Dans ton post, on sous-entend la vie réussie. Cela insinue-t-il alors qu'il existe une vie râtée ?? C'est trop subjectif pour moi car les visions manichéennes nous permettent seulement d'occulter les vraies questions...Ne doit-on pas parler plutôt de vie "bonne" ??
En l'occurence, nous vivons dans une société basée sur le matérialisme, la consommation, l'immédiateté et surtout le business. Cela nous fait penser qu'il suffit d'un compte en banque bien fourni pour réussir...Or pour moi la réussite sociale ne joue pas...En même temps nous sommes absorbés par le conformisme : c'est fashion d'être "overbooké" tout le temps, d'être "débordé", de manquer de temps pour soi faute de quoi on passe pour un fainéant...C'est fashion aussi de suivre la mode, de consommer, etc...
Je me pose cette question car à priori je possède un travail, je gagne ma vie, je suis en CDI, j'ai un toit sous ma tête, des parents qui m'aiment et je ne devrais pas me plaindre..Pourquoi ressentir alors ce malaise latent qui me poursuit sans arrêt malgré cette "pseudo" réussite ??
Bien sure que le sacrifice fais partie de la vie, sinon où diable seraient nos limites ? Le sacrifice c'est parfois savoir passer son tour lorsque une opportunité alléchante pointe le bout de son nez.
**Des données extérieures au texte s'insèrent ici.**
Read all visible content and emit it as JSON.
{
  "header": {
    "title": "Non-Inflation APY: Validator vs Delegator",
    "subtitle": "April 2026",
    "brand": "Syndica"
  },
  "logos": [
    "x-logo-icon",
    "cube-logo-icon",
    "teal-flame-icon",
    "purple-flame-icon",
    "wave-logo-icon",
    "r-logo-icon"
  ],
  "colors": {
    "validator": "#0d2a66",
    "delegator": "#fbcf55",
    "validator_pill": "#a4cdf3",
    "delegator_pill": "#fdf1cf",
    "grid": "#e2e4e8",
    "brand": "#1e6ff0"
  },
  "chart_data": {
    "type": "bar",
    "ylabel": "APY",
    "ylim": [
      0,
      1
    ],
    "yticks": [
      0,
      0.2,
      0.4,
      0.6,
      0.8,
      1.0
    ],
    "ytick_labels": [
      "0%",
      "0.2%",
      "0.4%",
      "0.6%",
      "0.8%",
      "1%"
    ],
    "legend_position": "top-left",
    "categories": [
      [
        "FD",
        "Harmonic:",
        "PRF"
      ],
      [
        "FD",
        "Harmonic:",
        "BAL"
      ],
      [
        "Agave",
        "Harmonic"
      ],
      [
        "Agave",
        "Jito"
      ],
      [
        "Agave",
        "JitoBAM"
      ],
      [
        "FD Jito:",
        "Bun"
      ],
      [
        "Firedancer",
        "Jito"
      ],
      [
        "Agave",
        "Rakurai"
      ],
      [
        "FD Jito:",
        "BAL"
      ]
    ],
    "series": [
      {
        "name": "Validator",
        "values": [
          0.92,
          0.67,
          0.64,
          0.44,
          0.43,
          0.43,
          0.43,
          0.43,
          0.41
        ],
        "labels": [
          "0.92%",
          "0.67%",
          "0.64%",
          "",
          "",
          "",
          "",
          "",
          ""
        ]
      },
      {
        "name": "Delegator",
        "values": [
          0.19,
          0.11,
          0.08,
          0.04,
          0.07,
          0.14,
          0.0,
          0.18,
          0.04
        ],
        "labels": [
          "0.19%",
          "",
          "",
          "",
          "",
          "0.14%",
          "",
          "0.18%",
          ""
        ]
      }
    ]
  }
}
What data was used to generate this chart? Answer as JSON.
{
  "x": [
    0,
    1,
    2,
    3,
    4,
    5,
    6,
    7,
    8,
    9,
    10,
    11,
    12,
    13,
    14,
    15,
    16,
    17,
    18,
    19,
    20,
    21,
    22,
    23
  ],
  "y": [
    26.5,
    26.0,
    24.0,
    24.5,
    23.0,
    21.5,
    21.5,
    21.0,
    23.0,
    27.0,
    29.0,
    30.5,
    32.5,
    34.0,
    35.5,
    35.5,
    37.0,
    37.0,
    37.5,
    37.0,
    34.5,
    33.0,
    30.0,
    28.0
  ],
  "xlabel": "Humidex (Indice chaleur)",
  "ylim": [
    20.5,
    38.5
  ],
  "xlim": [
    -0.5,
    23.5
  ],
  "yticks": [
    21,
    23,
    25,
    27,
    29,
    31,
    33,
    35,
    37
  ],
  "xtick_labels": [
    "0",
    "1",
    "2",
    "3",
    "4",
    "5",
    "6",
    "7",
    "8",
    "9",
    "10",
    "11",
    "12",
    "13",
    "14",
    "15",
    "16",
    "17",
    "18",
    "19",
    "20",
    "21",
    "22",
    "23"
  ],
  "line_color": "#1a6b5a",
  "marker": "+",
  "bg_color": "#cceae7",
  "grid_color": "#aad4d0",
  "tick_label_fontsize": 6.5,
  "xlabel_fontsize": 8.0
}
Le sacrifice c'est la notion même du self-control, le sacrifice est un beau principe: celui des valeurs nobles de la société.
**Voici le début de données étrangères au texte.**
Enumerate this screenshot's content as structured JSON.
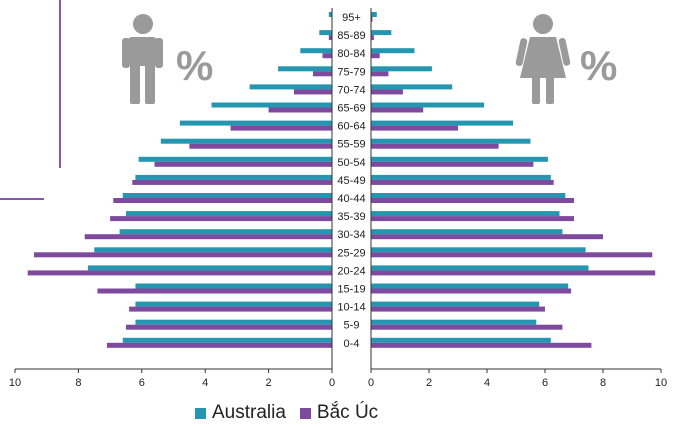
{
  "chart_data": {
    "type": "bar",
    "orientation": "horizontal",
    "layout": "population-pyramid",
    "categories": [
      "95+",
      "85-89",
      "80-84",
      "75-79",
      "70-74",
      "65-69",
      "60-64",
      "55-59",
      "50-54",
      "45-49",
      "40-44",
      "35-39",
      "30-34",
      "25-29",
      "20-24",
      "15-19",
      "10-14",
      "5-9",
      "0-4"
    ],
    "panels": [
      {
        "name": "male",
        "label": "%",
        "icon": "male-person-icon",
        "xlim": [
          10,
          0
        ],
        "ticks": [
          "10",
          "8",
          "6",
          "4",
          "2",
          "0"
        ],
        "series": [
          {
            "name": "Australia",
            "color": "#2496b0",
            "values": [
              0.1,
              0.4,
              1.0,
              1.7,
              2.6,
              3.8,
              4.8,
              5.4,
              6.1,
              6.2,
              6.6,
              6.5,
              6.7,
              7.5,
              7.7,
              6.2,
              6.2,
              6.2,
              6.6
            ]
          },
          {
            "name": "Bắc Úc",
            "color": "#7d4a9e",
            "values": [
              0.0,
              0.1,
              0.3,
              0.6,
              1.2,
              2.0,
              3.2,
              4.5,
              5.6,
              6.3,
              6.9,
              7.0,
              7.8,
              9.4,
              9.6,
              7.4,
              6.4,
              6.5,
              7.1
            ]
          }
        ]
      },
      {
        "name": "female",
        "label": "%",
        "icon": "female-person-icon",
        "xlim": [
          0,
          10
        ],
        "ticks": [
          "0",
          "2",
          "4",
          "6",
          "8",
          "10"
        ],
        "series": [
          {
            "name": "Australia",
            "color": "#2496b0",
            "values": [
              0.2,
              0.7,
              1.5,
              2.1,
              2.8,
              3.9,
              4.9,
              5.5,
              6.1,
              6.2,
              6.7,
              6.5,
              6.6,
              7.4,
              7.5,
              6.8,
              5.8,
              5.7,
              6.2
            ]
          },
          {
            "name": "Bắc Úc",
            "color": "#7d4a9e",
            "values": [
              0.05,
              0.1,
              0.3,
              0.6,
              1.1,
              1.8,
              3.0,
              4.4,
              5.6,
              6.3,
              7.0,
              7.0,
              8.0,
              9.7,
              9.8,
              6.9,
              6.0,
              6.6,
              7.6
            ]
          }
        ]
      }
    ],
    "legend": [
      {
        "name": "Australia",
        "color": "#2496b0"
      },
      {
        "name": "Bắc Úc",
        "color": "#7d4a9e"
      }
    ],
    "decoration_color": "#8a55b0"
  }
}
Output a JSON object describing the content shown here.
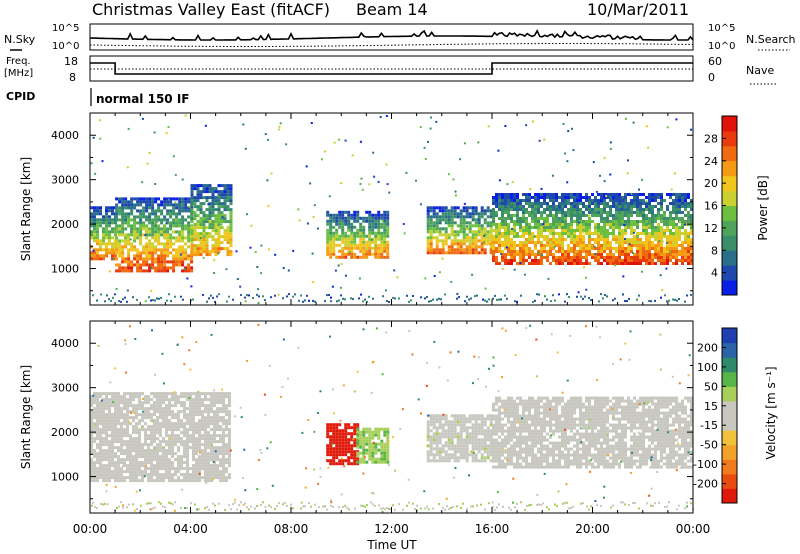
{
  "header": {
    "title": "Christmas Valley East (fitACF)",
    "beam": "Beam 14",
    "date": "10/Mar/2011"
  },
  "strips": {
    "nsky_label": "N.Sky",
    "nsearch_label": "N.Search",
    "count_ticks": [
      "10^5",
      "10^0"
    ],
    "freq_label": "Freq.",
    "freq_unit": "[MHz]",
    "freq_ticks": [
      "18",
      "8"
    ],
    "nave_label": "Nave",
    "nave_ticks": [
      "60",
      "0"
    ],
    "cpid_label": "CPID",
    "cpid_value": "normal 150 IF"
  },
  "axes": {
    "ylabel": "Slant Range [km]",
    "yticks": [
      "1000",
      "2000",
      "3000",
      "4000"
    ],
    "xticks": [
      "00:00",
      "04:00",
      "08:00",
      "12:00",
      "16:00",
      "20:00",
      "00:00"
    ],
    "xlabel": "Time UT"
  },
  "colorbars": {
    "power": {
      "label": "Power [dB]",
      "ticks": [
        "4",
        "8",
        "12",
        "16",
        "20",
        "24",
        "28"
      ],
      "colors": [
        "#0a1fe6",
        "#1f48ad",
        "#2a6e8a",
        "#3a8f6a",
        "#4fa35a",
        "#6cbf3f",
        "#c9d030",
        "#f2c51c",
        "#f59a14",
        "#f06a10",
        "#e83a0c",
        "#e0120a"
      ]
    },
    "velocity": {
      "label": "Velocity [m s⁻¹]",
      "ticks": [
        "200",
        "100",
        "50",
        "15",
        "-15",
        "-50",
        "-100",
        "-200"
      ],
      "colors": [
        "#1f3fb0",
        "#2a63a6",
        "#2f8a6a",
        "#58b548",
        "#a8cf5a",
        "#c8c8c0",
        "#c8c8c0",
        "#f0c23a",
        "#f2a12a",
        "#f07a1e",
        "#e84a10",
        "#e01a0a"
      ]
    }
  },
  "chart_data": [
    {
      "type": "heatmap",
      "panel": "power",
      "x": [
        "00:00",
        "04:00",
        "08:00",
        "12:00",
        "16:00",
        "20:00",
        "00:00"
      ],
      "ylim": [
        180,
        4500
      ],
      "scale": [
        0,
        30
      ],
      "regions": [
        {
          "t0": 0.0,
          "t1": 1.0,
          "r0": 1200,
          "r1": 2400,
          "peak": 25
        },
        {
          "t0": 1.0,
          "t1": 4.0,
          "r0": 950,
          "r1": 2600,
          "peak": 27
        },
        {
          "t0": 4.0,
          "t1": 5.6,
          "r0": 1300,
          "r1": 2900,
          "peak": 22
        },
        {
          "t0": 9.4,
          "t1": 11.8,
          "r0": 1250,
          "r1": 2300,
          "peak": 24
        },
        {
          "t0": 13.4,
          "t1": 16.0,
          "r0": 1350,
          "r1": 2400,
          "peak": 25
        },
        {
          "t0": 16.0,
          "t1": 24.0,
          "r0": 1100,
          "r1": 2700,
          "peak": 27
        }
      ]
    },
    {
      "type": "heatmap",
      "panel": "velocity",
      "x": [
        "00:00",
        "04:00",
        "08:00",
        "12:00",
        "16:00",
        "20:00",
        "00:00"
      ],
      "ylim": [
        180,
        4500
      ],
      "scale": [
        -200,
        200
      ],
      "regions": [
        {
          "t0": 0.0,
          "t1": 5.6,
          "r0": 900,
          "r1": 2900,
          "v": 0
        },
        {
          "t0": 9.4,
          "t1": 10.6,
          "r0": 1300,
          "r1": 2200,
          "v": -200
        },
        {
          "t0": 10.6,
          "t1": 11.8,
          "r0": 1300,
          "r1": 2100,
          "v": 60
        },
        {
          "t0": 13.4,
          "t1": 16.0,
          "r0": 1350,
          "r1": 2400,
          "v": 20
        },
        {
          "t0": 16.0,
          "t1": 24.0,
          "r0": 1200,
          "r1": 2800,
          "v": 0
        }
      ]
    }
  ]
}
Après chacun est différent, peut-être que tu ne t'épanouïe pas dans ton travail et que tu est victime du syndrome du nappy: Surprotection infantile et lassitude du bonheur car à porté de main dans la vie de tout les jours. Ce syndrome qui fragilise les êtres qui ne se sentent plus capable de s'auto-gérer une fois adulte car il tombe de haut en affrontant les réalités de la vie. D'autres qui ayant tout recherche un paradis artificiel dans la drogue. La réussite n'a de valeur que lorsqu'elle est le fruit d'un chemin parsemé d'embuche. Que lorsqu'on ne la doit qu'à soit même, ce qui implique un parcours initiatique de l'individu et donc son sens qu'il donne à sa vie.
On vit peut-être dans une société matérialiste mais libre à chacun de le rejeter car le matérialisme n'est que suggestif. Si tu pense que ton bonheur peut-être ailleurs, dans une campagne ou dans un village troglodyte alors dans se cas là qu'est-ce-qui t'empêche d'aller à la recherche du bonheur (comme Will Smith) ?
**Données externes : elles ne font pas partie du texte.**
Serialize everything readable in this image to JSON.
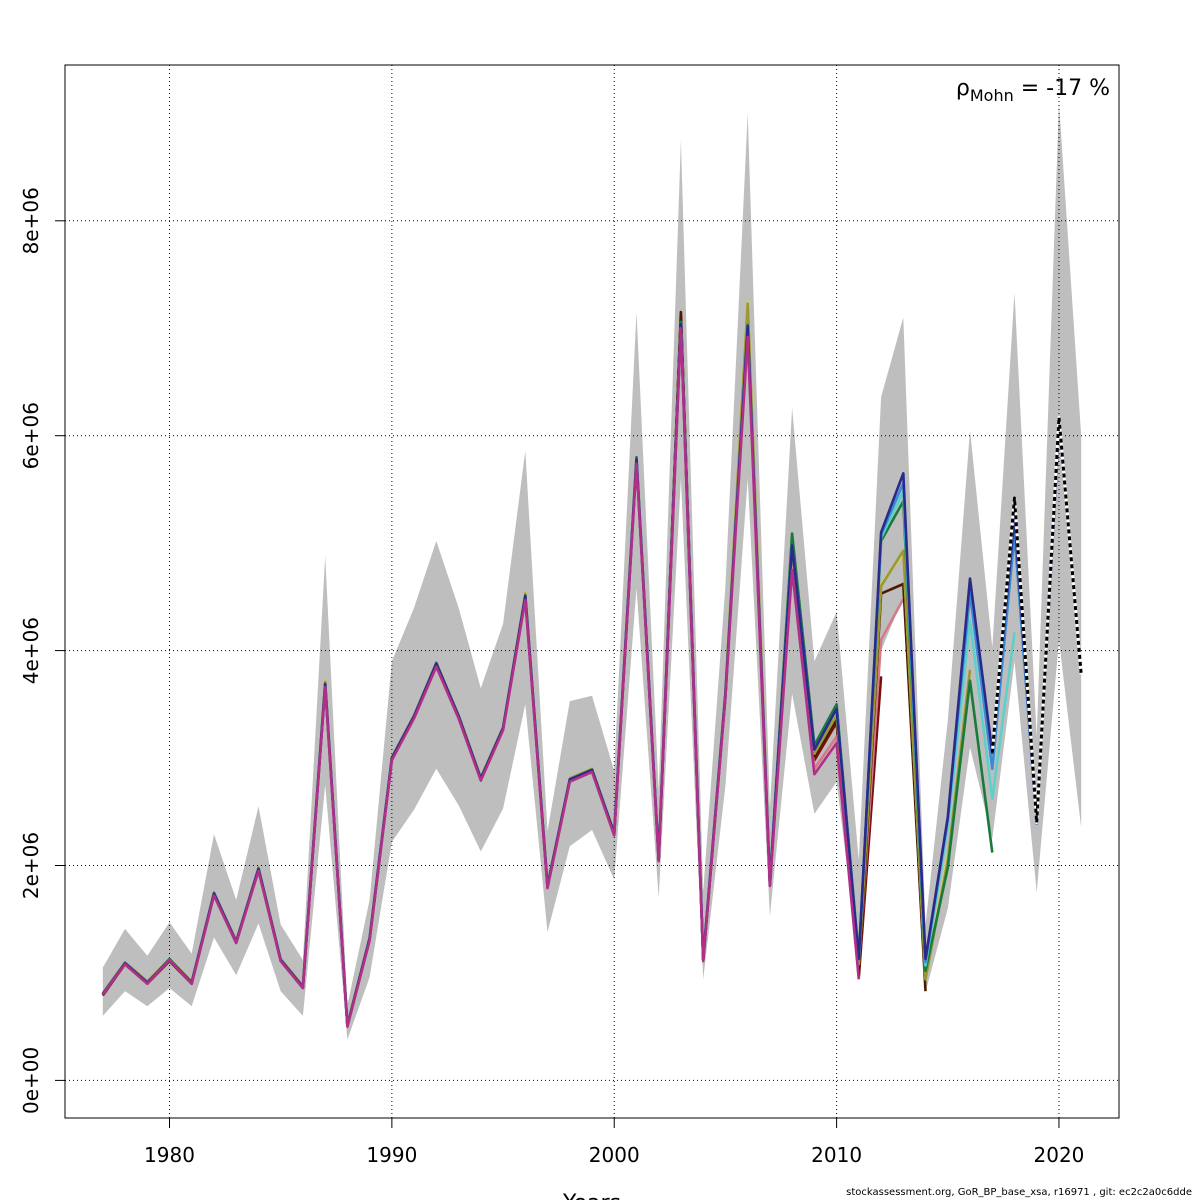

Je ne suis pas la mode (au contraire je suis assez conservateur) et pourtant je vis très bien cet anticonformise tout en ayant choisie la réussite que tu condamnes. L'overbookage n'est pas un avatar de réussite sociale mais la conséquence de personnes qui ont fait le choix d'avoir un travail stressant et insécure car plus rémunérateurs. C'est également un ascétisme personnel ou une philosophie que de participer activement à l'activité de la société. Et au fond si le but c'est le travail et donc l'argent, ce n'est pas un plaisir simplement hédoniste mais justement celui de faire vivre une famille décemment pour leurs ouvrir les portes de la culture. C'est ça le sens de ma vie ..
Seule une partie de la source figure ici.